Doch natürlich war uns das Wetter nicht immer gut gesonnen. Hin und wieder gerieten wir in schlechteres Wetter, was natürlich mit Schnee und etwas mehr Wellengang daherkommt. Gerade der erste Sturm ließ unser Boot ziemlich durchschaukeln, und so bekamen wir zwei Stunden kostenlose Achterbahn geschenkt - allerdings mit dem Haken, dass man zwischendurch nicht aussteigen kann. Wenn die Gäste auf dem Boden liegen oder über der Toilette hängen, wenn die Becher vom Tisch fallen, das Wasser aus der Vase schwappt und die Möbel und selbst der Teppich durch den Raum rutschen, dann weiß man, dass da draußen die See doch nicht ganz ruhig ist.

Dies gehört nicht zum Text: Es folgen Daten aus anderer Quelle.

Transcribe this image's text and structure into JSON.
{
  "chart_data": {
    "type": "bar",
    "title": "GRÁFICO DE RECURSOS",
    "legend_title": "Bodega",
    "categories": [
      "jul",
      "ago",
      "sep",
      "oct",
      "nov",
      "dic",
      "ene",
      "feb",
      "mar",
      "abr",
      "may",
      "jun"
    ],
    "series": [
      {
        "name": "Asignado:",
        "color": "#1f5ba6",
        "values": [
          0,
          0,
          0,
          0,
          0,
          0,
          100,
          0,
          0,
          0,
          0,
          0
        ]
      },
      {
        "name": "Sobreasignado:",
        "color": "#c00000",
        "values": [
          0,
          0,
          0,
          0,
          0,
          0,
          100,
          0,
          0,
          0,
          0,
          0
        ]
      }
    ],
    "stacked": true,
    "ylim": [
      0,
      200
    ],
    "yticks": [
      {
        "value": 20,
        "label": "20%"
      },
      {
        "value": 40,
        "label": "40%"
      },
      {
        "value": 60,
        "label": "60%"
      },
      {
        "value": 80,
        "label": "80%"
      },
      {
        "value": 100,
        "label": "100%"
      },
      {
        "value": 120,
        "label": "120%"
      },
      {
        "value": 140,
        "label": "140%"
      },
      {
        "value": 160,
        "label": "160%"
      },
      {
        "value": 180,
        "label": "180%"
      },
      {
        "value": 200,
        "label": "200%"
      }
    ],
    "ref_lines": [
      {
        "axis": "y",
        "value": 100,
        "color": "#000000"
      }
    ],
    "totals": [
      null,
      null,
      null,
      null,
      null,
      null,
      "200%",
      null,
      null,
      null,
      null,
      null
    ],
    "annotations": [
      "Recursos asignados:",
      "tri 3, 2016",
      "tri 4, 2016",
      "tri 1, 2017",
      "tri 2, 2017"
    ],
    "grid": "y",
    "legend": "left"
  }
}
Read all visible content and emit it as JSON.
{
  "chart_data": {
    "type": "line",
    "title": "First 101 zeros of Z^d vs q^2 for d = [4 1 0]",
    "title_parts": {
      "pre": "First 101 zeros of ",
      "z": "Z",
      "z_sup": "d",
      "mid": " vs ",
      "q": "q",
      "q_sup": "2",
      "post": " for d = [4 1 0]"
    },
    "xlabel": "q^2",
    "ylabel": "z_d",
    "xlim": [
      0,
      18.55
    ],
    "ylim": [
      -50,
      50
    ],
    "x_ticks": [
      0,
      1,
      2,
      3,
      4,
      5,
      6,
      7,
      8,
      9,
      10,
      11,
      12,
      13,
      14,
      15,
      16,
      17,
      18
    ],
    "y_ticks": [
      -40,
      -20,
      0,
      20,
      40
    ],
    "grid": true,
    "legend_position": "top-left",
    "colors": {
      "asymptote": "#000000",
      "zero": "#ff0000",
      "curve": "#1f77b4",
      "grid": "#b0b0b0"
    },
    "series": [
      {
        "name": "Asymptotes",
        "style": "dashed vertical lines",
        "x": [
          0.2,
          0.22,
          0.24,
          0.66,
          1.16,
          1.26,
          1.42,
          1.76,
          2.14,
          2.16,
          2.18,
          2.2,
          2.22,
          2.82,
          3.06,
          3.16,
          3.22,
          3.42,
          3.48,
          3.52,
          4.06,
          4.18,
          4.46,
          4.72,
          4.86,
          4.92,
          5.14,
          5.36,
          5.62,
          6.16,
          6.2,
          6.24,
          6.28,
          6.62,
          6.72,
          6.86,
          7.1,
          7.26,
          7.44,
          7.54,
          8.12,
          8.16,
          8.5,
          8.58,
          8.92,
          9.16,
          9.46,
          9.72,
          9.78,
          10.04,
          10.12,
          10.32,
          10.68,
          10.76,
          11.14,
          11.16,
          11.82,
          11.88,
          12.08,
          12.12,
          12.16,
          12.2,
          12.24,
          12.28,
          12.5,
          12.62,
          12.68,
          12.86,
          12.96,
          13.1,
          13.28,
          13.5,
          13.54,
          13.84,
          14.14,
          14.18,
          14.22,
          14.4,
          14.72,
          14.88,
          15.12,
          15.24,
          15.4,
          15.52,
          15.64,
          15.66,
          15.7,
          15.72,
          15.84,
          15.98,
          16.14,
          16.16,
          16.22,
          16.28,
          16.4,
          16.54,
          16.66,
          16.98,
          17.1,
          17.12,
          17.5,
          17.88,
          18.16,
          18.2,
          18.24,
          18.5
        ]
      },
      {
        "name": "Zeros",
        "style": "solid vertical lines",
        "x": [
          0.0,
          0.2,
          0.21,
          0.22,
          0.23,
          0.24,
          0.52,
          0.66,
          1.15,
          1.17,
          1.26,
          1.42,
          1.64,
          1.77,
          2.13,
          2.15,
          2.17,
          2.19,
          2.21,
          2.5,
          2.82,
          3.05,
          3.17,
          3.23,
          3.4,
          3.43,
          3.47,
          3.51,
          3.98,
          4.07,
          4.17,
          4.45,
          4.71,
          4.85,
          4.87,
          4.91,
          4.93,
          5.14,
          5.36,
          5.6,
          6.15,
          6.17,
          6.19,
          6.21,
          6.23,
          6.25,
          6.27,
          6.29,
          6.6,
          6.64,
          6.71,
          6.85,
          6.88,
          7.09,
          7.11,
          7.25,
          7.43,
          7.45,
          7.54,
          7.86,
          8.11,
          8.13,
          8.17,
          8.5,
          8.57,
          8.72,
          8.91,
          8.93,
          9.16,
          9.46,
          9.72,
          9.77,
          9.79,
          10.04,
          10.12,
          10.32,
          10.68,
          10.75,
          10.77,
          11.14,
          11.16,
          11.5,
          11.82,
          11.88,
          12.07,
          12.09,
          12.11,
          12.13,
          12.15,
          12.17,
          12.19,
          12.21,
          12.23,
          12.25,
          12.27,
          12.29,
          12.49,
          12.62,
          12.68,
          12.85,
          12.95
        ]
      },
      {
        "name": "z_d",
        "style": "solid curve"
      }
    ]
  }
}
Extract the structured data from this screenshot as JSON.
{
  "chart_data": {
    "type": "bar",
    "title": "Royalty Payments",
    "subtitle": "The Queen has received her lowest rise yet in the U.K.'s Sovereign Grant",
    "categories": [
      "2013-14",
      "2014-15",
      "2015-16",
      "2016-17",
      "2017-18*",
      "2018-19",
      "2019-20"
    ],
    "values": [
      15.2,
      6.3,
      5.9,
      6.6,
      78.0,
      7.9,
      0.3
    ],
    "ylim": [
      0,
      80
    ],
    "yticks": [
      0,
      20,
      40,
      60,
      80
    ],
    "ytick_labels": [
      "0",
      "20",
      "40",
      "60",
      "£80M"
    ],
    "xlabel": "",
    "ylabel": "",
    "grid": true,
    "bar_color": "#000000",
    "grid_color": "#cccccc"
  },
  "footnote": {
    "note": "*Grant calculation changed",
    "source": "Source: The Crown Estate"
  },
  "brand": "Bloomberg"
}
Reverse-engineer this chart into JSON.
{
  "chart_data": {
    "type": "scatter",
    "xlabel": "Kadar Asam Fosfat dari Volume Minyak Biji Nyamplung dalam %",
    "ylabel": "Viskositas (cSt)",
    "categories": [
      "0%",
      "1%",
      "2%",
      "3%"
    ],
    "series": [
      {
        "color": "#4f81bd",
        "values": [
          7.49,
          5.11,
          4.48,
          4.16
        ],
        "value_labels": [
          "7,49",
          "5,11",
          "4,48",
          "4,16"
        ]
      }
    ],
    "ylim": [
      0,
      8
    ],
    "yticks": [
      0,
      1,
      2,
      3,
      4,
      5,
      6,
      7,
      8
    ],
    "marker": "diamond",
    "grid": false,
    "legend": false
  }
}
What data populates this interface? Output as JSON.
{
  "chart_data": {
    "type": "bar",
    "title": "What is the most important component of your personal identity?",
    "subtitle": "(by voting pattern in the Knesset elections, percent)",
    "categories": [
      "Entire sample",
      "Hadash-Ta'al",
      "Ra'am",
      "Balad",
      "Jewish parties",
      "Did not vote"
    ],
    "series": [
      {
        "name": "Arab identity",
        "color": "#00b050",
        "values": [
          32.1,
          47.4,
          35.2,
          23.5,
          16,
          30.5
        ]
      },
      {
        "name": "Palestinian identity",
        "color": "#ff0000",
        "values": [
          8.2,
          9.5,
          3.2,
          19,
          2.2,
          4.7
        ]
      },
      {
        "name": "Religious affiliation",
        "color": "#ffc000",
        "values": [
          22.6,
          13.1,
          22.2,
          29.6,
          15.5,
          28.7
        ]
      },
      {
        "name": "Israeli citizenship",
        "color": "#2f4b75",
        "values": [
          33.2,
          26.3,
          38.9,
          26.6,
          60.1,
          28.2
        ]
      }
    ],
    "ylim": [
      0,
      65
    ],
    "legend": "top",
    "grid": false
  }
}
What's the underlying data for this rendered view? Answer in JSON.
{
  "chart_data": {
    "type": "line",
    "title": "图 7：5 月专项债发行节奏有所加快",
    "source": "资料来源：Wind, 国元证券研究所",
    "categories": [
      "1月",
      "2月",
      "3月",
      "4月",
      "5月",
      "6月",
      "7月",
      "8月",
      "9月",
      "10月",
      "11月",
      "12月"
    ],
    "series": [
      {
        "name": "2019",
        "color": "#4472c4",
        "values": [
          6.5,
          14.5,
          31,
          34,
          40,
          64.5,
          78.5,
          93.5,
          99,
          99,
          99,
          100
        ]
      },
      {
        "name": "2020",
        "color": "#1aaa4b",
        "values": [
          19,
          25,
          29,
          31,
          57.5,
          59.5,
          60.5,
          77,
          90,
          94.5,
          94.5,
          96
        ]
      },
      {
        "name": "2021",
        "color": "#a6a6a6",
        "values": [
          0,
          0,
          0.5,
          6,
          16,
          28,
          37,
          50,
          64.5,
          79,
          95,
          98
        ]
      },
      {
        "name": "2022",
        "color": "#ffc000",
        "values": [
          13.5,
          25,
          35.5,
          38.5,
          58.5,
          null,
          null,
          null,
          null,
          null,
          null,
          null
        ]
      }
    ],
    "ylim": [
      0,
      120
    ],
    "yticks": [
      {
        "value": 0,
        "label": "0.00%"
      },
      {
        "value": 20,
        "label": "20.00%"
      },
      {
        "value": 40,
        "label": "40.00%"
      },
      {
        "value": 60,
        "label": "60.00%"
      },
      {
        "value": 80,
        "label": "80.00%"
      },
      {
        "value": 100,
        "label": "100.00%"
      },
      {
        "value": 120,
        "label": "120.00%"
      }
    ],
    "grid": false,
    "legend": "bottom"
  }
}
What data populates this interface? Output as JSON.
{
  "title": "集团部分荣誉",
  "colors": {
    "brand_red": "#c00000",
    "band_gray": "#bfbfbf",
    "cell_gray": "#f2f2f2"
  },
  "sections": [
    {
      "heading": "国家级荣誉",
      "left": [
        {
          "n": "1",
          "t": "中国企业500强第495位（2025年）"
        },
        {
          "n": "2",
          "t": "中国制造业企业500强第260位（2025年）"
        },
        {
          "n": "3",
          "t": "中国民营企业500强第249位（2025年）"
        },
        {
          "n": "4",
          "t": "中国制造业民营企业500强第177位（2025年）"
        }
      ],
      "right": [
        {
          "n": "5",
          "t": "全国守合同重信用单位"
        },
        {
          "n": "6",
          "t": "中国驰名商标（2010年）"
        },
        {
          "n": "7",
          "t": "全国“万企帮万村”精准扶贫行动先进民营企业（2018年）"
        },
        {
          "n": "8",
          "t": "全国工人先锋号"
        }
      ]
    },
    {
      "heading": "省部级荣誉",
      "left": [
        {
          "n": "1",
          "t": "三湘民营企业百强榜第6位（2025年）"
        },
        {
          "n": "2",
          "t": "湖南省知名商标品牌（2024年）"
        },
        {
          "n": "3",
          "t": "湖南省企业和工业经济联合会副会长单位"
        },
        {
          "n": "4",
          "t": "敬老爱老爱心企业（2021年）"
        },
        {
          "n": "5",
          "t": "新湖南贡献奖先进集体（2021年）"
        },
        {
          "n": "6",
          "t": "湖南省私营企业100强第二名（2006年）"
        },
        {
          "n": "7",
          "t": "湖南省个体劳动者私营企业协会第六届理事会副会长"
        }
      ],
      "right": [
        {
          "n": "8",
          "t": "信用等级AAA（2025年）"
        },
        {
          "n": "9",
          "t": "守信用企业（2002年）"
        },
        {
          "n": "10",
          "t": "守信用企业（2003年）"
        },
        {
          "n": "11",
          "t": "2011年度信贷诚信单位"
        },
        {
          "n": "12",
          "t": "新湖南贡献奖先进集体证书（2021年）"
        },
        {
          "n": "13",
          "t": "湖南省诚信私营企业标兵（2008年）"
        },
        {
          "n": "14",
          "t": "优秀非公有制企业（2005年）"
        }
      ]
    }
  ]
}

Doch gleichzeitig ist es ein wunderbares Erlebnis: Nach nur ein paar Sekunden an Deck ist man komplett durchnässt, weil einem von allen Seiten Wasserfontänen begegnen, und manche Fontänen schwappen sogar bis hoch an die Brücke... Besser, bei so einem Wetter drinnen zu bleiben und das Spektakel aus dem Fenster zu genießen.

In solchen Momenten unterscheiden sich richtige Seemänner von den "Neulingen". Während ich einmal durch den Raum geschleudert wurde, von einer Seite des Bootes zur Anderen und nur mit Mühe und Not auf den Beinen blieb, stand unser erster Offizier und Machinist total entspannt in der Mitte des Raumes, glich in einer unglaublichen Präzision die Bewegungen des Schiffes aus und checkte natürlich in aller Ruhe Facebook. Besser als in jedem Kino.

Und bei unserer zweiten Tour hatte wir eine 80-jährige Dame an Bord, die alle Jüngeren weit hinter sich ließ: Sie stand lächelnd am Fenster und ihr einziger Kommentar nach dem Seegang war: "Endlich etwas Action", während die Anderen langsam und bleich aus ihrer Kabine gekrochen kamen!

Zwischen dem Wellengang und den Walen landeten wir aber natürlich auch hin und wieder an kleinen Ortschaften an, gingen auf Spaziergänge im Schnee, mit und ohne Schneeschuhe, feierten Silvester auf einer kleinen verlassenen Insel im Nirgendwo und genossen natürlich die Zeit auf dem Boot. Und natürlich muss ich ein riesiges Dankeschön an die Crew loswerden, dass sie mich so herzlich aufgenommen haben und mir in Ruhe die Arbeit an Bord gezeigt und erklärt haben - und selbst Zodiac durfte ich fahren! Neue Gegenden von einem Boot aus zu erkunden hat tatsächlich einen Reiz, den andere Fortbewegungsmittel kaum aufbringen können, und man gelangt an Orte, die anders nur schwer oder gar nicht zugänglich wären.

Doch nun geht auch diese Zeit vorbei - viel zu schnell. Und mit einem weinenden und einem lachenden Auge muss ich mich nun von Nordnorwegen, dem Schiff, der Crew und den Gästen verabschieden, denn nun geht es wieder zurück nach Svalbard - in ein neues Jahr voller Erlebnisse und Abenteuer!